Environmental effects in quantum chemistry : QM/MM studies of structures, NMR properties and reactivities in extended systems

Abstract

Computational modelling of chemical systems is most easily carried out in the vacuum for single molecules. Accounting for environmental effects accurately in quantum chemical calculations, however, is often necessary for computational predictions of chemical systems to have any relevance to experiment. This PhD thesis focuses on accounting for environmental effects in quantum chemical calculations by quantum mechanics/ molecular mechanics (QM/MM) approaches, taking on diverse examples from the solid state, the liquid phase and the protein environment.
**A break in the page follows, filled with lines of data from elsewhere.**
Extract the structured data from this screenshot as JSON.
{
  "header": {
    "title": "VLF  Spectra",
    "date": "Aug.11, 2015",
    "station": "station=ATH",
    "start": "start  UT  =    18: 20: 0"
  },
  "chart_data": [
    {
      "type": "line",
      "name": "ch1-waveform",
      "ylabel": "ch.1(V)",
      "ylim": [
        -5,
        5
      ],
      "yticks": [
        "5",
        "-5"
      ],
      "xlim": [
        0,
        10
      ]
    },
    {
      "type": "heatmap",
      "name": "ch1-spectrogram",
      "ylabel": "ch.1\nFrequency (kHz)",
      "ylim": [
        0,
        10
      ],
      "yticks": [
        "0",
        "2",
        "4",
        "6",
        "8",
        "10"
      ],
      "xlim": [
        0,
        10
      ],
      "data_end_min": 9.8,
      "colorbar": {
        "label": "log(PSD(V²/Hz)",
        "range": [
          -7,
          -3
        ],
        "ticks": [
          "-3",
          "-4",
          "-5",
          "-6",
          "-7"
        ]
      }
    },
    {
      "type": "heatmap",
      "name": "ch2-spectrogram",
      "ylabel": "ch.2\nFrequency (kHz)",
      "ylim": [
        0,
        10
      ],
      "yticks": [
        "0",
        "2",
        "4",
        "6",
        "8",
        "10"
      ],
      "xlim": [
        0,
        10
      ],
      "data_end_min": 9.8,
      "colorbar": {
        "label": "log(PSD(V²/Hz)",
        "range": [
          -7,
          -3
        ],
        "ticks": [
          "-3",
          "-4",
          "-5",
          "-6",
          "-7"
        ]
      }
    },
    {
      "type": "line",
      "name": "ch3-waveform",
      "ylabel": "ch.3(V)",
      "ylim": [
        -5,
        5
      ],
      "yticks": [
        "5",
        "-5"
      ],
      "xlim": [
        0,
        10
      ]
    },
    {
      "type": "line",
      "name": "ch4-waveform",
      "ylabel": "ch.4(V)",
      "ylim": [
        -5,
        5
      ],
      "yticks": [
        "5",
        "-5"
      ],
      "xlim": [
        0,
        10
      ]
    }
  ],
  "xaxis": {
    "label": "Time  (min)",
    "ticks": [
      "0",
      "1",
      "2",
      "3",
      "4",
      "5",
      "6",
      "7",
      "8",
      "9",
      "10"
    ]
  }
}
The methods are applied to compute a variety of properties from transition metal NMR properties of molecular crystals and enzymes, via conformational properties of zwitterions in aqueous solution, to an intramolecular amidation reaction in peptides. Chapter 3 concerns QM/MM calculations of molecular properties in the solid state, both molecular crystals and metalloenzymes, with a focus on transition metal chemical shift and EFG properties. We demonstrate that solid-state effects on such properties in molecular crystals can be accounted for by a simple general black-box QM/MM approach. We also describe preliminary QM/MM calculations of 51V anisotropic NMR properties for a vanadium-dependent enzyme. In Chapter 4 the focus is on solvent effects on the conformational preference of a small zwitterionic molecule, 3F-γ-aminobutyric acid (3F-GABA), calculated using QM/MM molecular dynamics simulations. NMR spin-spin coupling constants in solution are also calculated. Our simulations highlight the difficulty of accounting for solvation effects well enough to achieve agreement with experimental observations. Chapter 5 concerns the reaction mechanism of an intramolecular amidation reaction in a bacterial peptide, predicted by QM/MM calculations. We predict a reaction mechanism that accounts well for the experimental observations both for the wild-type and mutants. We demonstrate that environmental effects can often be satisfactorily accounted for by QM/MM approaches, thus helping to bridge the gap between theory and experiment.